The research program that views economies as complex dynamic systems has received significant development over the past several decades and has become known as “Complexity Economics.” The amount of information that economies create has grown exponentially. Markets have become electronic; and they are consolidating into new structures. The data of economic activity worldwide are widely available. However, the theory and methods of analysis and interpretation of these data have not kept pace with the economic development.
Hundreds of economic parameters are provided regularly to markets worldwide. Everyday, economic reports are produced by governmental and nongovernmental agencies. Corporations make their earnings reports and other information available. This flood of information is used by pundits and commentators in the media continuously. The media’s re-statement of the facts combined with its reporting of current events (weather, war, political and social activity, etc.) constitutes a well-acknowledged, external influence on investment and trading activity. However, the nature of this influence is subject to wide interpretation.

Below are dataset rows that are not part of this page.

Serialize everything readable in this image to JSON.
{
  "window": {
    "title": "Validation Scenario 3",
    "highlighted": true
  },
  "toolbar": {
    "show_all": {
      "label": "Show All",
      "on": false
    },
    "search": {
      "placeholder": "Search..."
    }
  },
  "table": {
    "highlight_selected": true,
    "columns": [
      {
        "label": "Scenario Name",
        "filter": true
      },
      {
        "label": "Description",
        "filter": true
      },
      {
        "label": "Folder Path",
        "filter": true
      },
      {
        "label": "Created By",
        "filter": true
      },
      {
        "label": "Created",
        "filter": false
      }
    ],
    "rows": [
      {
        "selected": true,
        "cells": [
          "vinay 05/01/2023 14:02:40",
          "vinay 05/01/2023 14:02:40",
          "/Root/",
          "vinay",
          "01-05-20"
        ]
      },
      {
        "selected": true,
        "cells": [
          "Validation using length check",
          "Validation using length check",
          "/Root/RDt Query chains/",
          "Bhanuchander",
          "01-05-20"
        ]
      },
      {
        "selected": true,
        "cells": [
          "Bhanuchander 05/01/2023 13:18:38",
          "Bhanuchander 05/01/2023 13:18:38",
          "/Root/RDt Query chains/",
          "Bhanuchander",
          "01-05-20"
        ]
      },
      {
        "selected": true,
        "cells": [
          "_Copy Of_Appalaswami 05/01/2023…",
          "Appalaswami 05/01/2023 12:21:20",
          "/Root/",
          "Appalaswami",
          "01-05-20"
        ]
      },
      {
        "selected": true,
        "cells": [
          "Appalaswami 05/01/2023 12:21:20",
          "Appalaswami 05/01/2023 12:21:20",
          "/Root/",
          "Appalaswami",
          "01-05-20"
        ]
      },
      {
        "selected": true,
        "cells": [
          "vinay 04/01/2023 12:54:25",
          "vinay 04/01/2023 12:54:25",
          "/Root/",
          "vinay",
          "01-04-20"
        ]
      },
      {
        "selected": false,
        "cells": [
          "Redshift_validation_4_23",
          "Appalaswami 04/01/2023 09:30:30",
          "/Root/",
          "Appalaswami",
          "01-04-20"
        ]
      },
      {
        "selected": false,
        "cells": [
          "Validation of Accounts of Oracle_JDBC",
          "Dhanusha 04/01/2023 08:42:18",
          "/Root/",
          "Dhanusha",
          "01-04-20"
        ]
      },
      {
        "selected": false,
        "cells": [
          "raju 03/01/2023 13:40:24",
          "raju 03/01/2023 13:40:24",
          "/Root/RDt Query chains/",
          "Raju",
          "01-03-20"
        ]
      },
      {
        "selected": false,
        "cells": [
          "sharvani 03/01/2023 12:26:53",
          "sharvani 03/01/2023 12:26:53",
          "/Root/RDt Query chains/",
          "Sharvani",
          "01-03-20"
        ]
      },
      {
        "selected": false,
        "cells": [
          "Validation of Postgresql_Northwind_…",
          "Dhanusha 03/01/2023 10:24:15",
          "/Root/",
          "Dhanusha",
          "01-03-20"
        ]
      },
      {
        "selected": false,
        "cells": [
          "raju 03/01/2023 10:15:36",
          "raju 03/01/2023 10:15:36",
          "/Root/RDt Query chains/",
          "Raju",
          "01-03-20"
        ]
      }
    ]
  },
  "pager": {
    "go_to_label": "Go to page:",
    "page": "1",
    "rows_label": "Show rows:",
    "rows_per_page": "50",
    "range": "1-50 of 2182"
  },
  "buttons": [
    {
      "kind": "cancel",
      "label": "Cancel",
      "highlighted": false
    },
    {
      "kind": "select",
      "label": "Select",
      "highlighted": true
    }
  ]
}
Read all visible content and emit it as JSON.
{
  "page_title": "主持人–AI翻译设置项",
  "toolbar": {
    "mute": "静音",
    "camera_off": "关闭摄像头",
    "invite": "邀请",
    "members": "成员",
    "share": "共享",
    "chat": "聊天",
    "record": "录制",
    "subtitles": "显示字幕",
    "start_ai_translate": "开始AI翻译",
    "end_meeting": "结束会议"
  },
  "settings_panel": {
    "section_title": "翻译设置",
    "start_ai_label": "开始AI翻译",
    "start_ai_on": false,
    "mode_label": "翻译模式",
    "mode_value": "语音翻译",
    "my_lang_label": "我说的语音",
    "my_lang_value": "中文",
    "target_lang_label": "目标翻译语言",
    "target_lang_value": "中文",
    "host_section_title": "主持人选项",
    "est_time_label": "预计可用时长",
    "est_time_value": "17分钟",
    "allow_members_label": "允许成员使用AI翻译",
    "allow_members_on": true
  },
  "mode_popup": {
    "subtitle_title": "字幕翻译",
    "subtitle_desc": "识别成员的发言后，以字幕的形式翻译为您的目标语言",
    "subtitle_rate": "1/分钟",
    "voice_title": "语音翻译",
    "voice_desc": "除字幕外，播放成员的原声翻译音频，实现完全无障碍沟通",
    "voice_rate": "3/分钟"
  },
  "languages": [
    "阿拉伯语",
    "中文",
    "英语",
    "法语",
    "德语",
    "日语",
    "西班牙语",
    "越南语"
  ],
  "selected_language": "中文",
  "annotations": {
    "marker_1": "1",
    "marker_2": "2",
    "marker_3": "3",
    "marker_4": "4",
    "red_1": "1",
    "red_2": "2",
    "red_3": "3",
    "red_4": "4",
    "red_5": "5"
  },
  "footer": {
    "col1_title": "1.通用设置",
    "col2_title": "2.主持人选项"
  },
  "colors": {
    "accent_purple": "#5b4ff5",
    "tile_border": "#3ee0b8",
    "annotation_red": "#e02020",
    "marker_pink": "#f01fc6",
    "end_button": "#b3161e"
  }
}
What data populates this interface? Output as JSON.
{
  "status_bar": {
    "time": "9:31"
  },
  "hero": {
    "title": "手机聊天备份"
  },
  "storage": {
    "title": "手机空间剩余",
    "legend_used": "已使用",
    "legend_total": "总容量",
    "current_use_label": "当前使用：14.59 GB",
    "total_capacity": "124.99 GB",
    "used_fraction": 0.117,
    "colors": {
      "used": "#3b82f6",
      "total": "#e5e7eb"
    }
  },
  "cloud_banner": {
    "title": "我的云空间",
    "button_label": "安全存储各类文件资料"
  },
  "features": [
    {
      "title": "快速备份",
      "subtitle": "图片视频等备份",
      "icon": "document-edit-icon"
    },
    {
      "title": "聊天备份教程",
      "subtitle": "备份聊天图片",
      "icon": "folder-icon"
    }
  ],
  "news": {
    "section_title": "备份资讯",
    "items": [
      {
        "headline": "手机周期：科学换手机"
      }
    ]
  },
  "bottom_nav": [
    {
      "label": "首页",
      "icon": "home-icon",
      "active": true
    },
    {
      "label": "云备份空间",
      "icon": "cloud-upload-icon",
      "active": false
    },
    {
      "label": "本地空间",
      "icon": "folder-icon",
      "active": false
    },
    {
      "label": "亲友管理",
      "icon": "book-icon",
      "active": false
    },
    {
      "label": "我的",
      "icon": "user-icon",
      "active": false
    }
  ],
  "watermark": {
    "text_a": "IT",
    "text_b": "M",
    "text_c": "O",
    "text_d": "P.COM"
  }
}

The research reported here seeks to quantify this influence on several major, globally-traded, financial instruments. The methodology applies data analysis techniques analogous to those used for prediction and control of complex dynamic systems. The methodology links the response of trading activity to reports of economic activity. The important issues are (1) identification of the reports that have significant effect on trading activities, (2) identification of the affected markets, and (3) determination of the extent, magnitude, and duration of the influence.
We develop a computational dynamic systems model from the derivatives of the market prices and we use the external economic data as driving functions on the dynamic system. We explore a system consisting of the derivatives markets in crude oil, metals, stock indices, currencies, and interest rates over ten years.